How automotive can do more to help people with physical or non-visible disabilities

Hand with Car

If you look at the bottom of nearly every job advertisement in the automotive sector, it’ll likely state that you must have a full, clean driving license. So, if you’re partially sighted like myself, it instantly shuts the door on the industry.

And why, not every job actually requires the ability or need to drive a car.

I started off as a modern apprentice, doing business administration. My first placement was in a Scania dealership called Road Trucks. The business was right beside the bus depot, so it meant public transport was fairly easy to use to commute to work.

The automotive industry offers a huge spectrum of career opportunities, I started off as a warranty administrator trainee. I finished my modern apprenticeship, got a full-time job in the Road Trucks business and ended up being the warranty administrator for both its depots and a point of contact for a subsidy of its too.

Since then, my career has thrived. I left there and went to work for another dealership. Then my wife and I upped sticks and headed to England, as a lot of people from Ireland do, to work for Scania at its head office in Milton Keynes. I headed back home, staying with Scania getting involved in the business development side of things. Have moved to the construction industry before moving to my current role at Autoguard Warranties as a regional manager. I’ve even earned a Masters degree from Loughborough University.

I’ve enjoyed a varied and exciting career so far, and far more people in a similar situation to me, with physical and non-visible disabilities, could too.

Through my studies and getting to know Jim Saker, who heads the IMI’s Diversity Task Force, I’ve become part of this important project, looking to make real change in our industry.

I've been using my experience to advise how I have found working in the motor industry and the difficulties I have come across in the hope we can reduce the barriers to entry.

We’ve all heard about businesses making reasonable adjustments to help people do their job. And they don’t have to be huge investments. A reasonable adjustment could be a £20 bracket from Amazon, so you can adjust the screen level, an adjustable desk or an adjustable chair.

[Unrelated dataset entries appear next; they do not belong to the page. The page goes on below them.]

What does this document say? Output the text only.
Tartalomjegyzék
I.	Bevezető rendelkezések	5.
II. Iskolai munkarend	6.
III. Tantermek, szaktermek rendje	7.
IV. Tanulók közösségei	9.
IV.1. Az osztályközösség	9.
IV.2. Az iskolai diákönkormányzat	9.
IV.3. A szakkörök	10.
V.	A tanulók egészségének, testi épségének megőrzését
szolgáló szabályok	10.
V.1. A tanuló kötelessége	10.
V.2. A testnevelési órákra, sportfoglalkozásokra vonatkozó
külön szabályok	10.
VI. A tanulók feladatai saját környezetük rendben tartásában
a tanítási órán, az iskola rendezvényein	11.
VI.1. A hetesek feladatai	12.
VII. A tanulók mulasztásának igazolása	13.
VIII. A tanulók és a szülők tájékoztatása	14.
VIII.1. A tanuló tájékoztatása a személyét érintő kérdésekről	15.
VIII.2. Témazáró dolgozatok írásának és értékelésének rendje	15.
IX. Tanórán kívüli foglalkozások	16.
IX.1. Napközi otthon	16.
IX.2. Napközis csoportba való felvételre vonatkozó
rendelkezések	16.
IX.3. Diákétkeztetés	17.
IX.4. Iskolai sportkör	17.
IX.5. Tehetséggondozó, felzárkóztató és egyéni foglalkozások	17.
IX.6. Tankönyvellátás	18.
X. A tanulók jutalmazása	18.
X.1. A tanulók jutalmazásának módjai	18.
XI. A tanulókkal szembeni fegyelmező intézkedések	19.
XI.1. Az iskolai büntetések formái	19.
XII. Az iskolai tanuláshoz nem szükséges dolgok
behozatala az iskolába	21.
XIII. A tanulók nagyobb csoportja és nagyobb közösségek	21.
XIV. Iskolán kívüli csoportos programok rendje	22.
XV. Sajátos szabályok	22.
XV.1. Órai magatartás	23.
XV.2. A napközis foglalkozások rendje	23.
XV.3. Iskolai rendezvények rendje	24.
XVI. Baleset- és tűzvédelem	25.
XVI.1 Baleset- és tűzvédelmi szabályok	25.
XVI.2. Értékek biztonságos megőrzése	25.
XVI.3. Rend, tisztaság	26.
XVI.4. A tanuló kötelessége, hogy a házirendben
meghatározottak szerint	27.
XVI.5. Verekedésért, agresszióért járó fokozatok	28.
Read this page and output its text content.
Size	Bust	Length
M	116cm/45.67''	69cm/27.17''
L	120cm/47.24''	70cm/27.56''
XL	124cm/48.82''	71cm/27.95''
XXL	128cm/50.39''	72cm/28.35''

It's about trying to get the industry to do more, to say to themselves, hold on a minute, these small few hundred-pound investments could bring me another employee that I was struggling to get. If you look at what other industries are doing, you see it can be done.

That’s not to say things haven’t improved since I joined the industry, but it can get better.

Advancements in technology – both hardware and software – have hugely assisted somebody who's partially sighted, for example. And, when linked to a range of other commonsense adjustments, help others into automotive too no matter what physical or non-visible disability they have.

It all means automotive’s ability to bring in more talent to its ranks, fill the skills gap and offer opportunities to a wider section of society become turbocharged.